This is what it looks like when big business partners with government to kill competitors.
If the rules take effect, the vast majority of companies in the e-vapor industry will be forced to endure the same massively expensive and complex FDA approval process as Johnson Creek Vapor for every product they sell. That’s because the 2009 law enabling the rules sets February 15, 2007 as the “predicate date” for the rules.
To translate from bureaucrat-speak: Products that entered the market after the 2007 predicate date will be subject to the stringent new approval process. However, products that were already on the market on that date will get a pass – tar-causing traditional cigarettes, for example.
Since the e-vapor industry was still in its infancy at the predicate date – and since most of the industry’s advancements have taken place since then – nearly all e-vapor businesses will be subjected to the costly new process if they want a permission slip from the federal government to keep selling their products.

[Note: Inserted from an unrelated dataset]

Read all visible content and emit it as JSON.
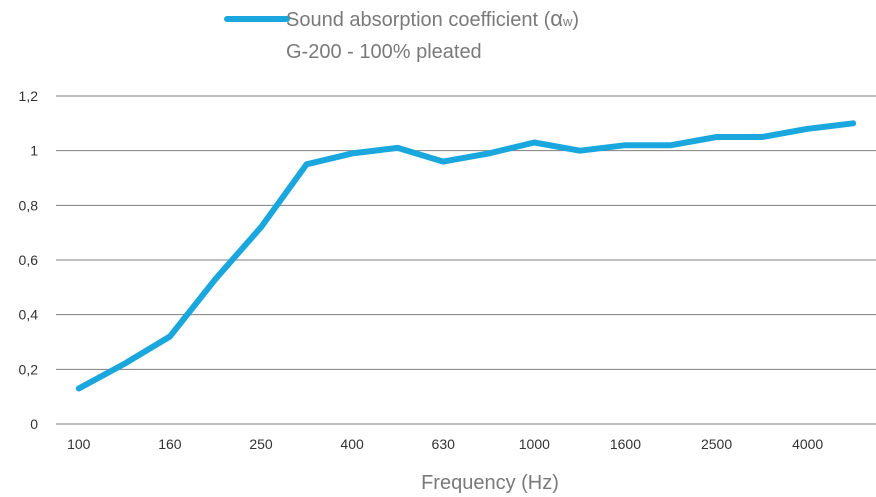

In practical terms, that means most e-vapor businesses like Johnson Creek Vapor will likely collapse under the weight of the new rules within three years.

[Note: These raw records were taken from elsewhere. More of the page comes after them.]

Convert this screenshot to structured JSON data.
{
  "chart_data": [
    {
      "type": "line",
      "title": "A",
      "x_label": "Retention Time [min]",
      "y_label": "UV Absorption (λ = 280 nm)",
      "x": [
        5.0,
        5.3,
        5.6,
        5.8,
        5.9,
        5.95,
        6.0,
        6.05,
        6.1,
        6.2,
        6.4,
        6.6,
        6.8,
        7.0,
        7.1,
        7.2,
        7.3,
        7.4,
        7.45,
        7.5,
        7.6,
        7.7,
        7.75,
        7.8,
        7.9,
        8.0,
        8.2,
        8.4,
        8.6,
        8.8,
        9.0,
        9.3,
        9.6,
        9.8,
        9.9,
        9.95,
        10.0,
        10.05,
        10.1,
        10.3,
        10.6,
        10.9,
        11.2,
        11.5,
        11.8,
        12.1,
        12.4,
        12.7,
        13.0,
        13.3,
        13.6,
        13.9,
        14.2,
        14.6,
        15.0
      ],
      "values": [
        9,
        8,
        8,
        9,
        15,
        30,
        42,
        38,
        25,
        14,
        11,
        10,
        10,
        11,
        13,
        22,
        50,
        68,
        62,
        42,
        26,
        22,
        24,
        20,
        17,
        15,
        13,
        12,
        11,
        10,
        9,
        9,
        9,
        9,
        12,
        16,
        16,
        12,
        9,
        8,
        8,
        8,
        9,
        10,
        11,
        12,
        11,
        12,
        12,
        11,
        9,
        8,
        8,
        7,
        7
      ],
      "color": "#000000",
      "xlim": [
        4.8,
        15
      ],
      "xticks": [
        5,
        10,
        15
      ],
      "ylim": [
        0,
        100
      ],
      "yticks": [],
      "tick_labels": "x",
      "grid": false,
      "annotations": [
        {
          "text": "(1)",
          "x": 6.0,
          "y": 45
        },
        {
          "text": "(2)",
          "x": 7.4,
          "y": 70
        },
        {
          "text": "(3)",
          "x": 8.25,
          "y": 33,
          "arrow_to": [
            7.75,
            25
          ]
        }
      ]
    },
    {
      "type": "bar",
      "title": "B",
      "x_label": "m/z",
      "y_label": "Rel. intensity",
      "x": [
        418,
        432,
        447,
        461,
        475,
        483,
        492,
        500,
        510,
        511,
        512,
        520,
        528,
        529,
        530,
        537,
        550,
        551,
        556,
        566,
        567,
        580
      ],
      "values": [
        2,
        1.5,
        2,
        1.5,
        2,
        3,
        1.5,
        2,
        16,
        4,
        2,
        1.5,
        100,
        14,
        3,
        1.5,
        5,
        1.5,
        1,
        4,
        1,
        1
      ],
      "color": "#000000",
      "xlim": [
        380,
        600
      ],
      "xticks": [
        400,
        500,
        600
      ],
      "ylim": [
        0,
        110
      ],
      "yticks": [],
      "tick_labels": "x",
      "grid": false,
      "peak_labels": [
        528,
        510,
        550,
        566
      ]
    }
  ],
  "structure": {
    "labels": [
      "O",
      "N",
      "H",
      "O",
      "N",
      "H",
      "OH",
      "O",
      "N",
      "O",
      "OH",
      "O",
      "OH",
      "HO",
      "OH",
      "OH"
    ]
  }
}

The FDA’s draconian and arbitrary new rules don’t sit well with Congressman James Sensenbrenner, who represents the area where Johnson Creek Vapor is located.
“Over-regulation is a pervasive problem in Washington,” Sensenbrenner previously told the MacIver Institute. “I have concerns this new rule will hurt the burgeoning vapor and e-cigarette industry, as well as the businesses supported by it.”
You see? The old tobacco companies still have a solid customer base. Even as smoking has declined a bit in the U.S., there are still tens of millions of smokers and billions of people outside of the U.S. who smoke. E-cigarettes have become increasingly popular, but was largely unregulated. This allowed hundreds of small shops to start up to serve the new market.
Big tobacco can’t have that… so they work with the FDA to create these new regulations under the guise of “protecting public health.” The result is that small companies now face millions of dollars of regulatory compliance costs that they can’t afford. Most of them will close. The companies that can afford the new regulations are, of course, big tobacco. So the real effect of the FDA regulations is to squeeze out new entrants into the market to allow the existing large market players to continue their dominance.
Let’s hope that this is one of the regulations that the Trump administration scraps immediately. Government agencies shouldn’t be roving around the nation looking for new things to regulate.